On the way home, I realised that I was driving with a little less prudence than I would normally have done. It must have been the sole Obamatini I'd allowed myself. We got back about 8.15 and Bret went off to whatever temporary home he was living in at that time. I ate the dinner I'd prepared earlier with the girls and described what it was they'd missed earlier. After all the logging in our wood that Tuesday, I slept like a log all night.



My customary Wednesday morning found me waiting in the car for E. Leclerc to open. Parked under a street light so I could read whatever book I was half way through. Maybe without reading glasses. It was dark and wet and miserable. I'd dropped The Kid off at her school and made arrangements to pick her up at lunchtime. She left me in no doubt at all that I was neither to be seen nor heard. She'd rather come and find me than my coming to find her and thereby running the risk of being spotted by an inquisitive school friend. C'est ton père, Tilley...?

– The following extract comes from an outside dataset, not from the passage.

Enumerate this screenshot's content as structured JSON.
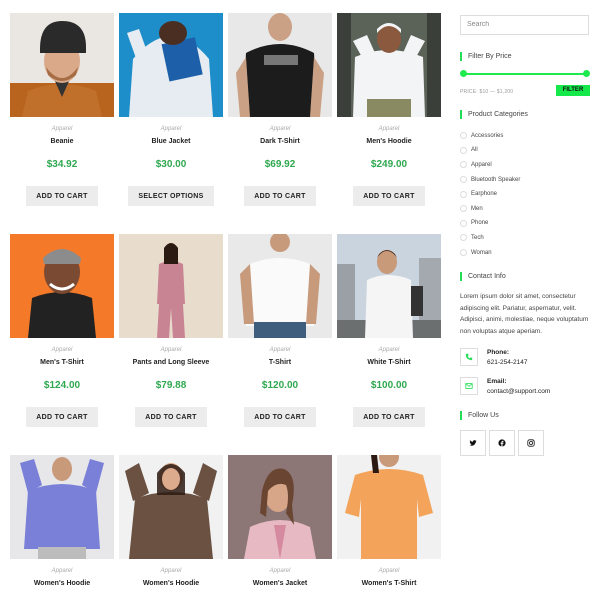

Between the shopping and the pre-arranged rendezvous, I went to the cabinet to try to unblock the loo. It was cheap and you get what you pay for. A narrow evacuation linked to an extraordinary cast iron waste-water junction in the cellar, compounded and compacted by paper-happy clients, constituted a recipe for disaster. Having tried and failed with a length of fence wire, I put the mop down the pan and used it as a kind of suction pump. It did the trick. I heard the blockage disappear into the main drain under the street. I felt so thrilled with myself that I bought a new music magazine. World Sound probably doesn't even exist eight years down the line.



Nor does the slightly tricky adolescent version of my daughter. She's a young lady now, who loves her parents so much that she doesn't mind who sees her socialising with them. She's a happy student enjoying a more liberal education system in a motherland that she's still just getting to know. So that's all good, to quote the deliciously glib catchphrase of W1A's harassed hero.



There's not much else good, though. Those contrasting photographs of the Washington inauguration crowds do not lie. How did we get from there to here in eight short years? What happened? Syria, a slow-burning financial crisis, a few hundred more terrorist outrages, a few thousand more elephants slaughtered for their tusks, a few million more acres of Indonesian rainforest burnt to the ground in the name of palm oil for colas, biscuits, breakfast cereals and choco-nut spreads?



But does that explain how and why we've gone from a cultured, educated man at the top, a family man with moral values, to an ignorant bile-fuelled cheating billionaire who wants to turn the clock back 50 years or so? It's the end of an ear. Left wing, right wing; swings and roundabouts; thrusts and counterthrusts; booms and busts; progressives and reactionaries. Just when you think you've taken a step forward, you spring back two. And doesn't it always seem to go that you never know what you've got till it's gone? In the name of my daughter and her contemporaries, as we naughty tittering boys used to sing in the morning assembly at school, Wise up, oh men of God!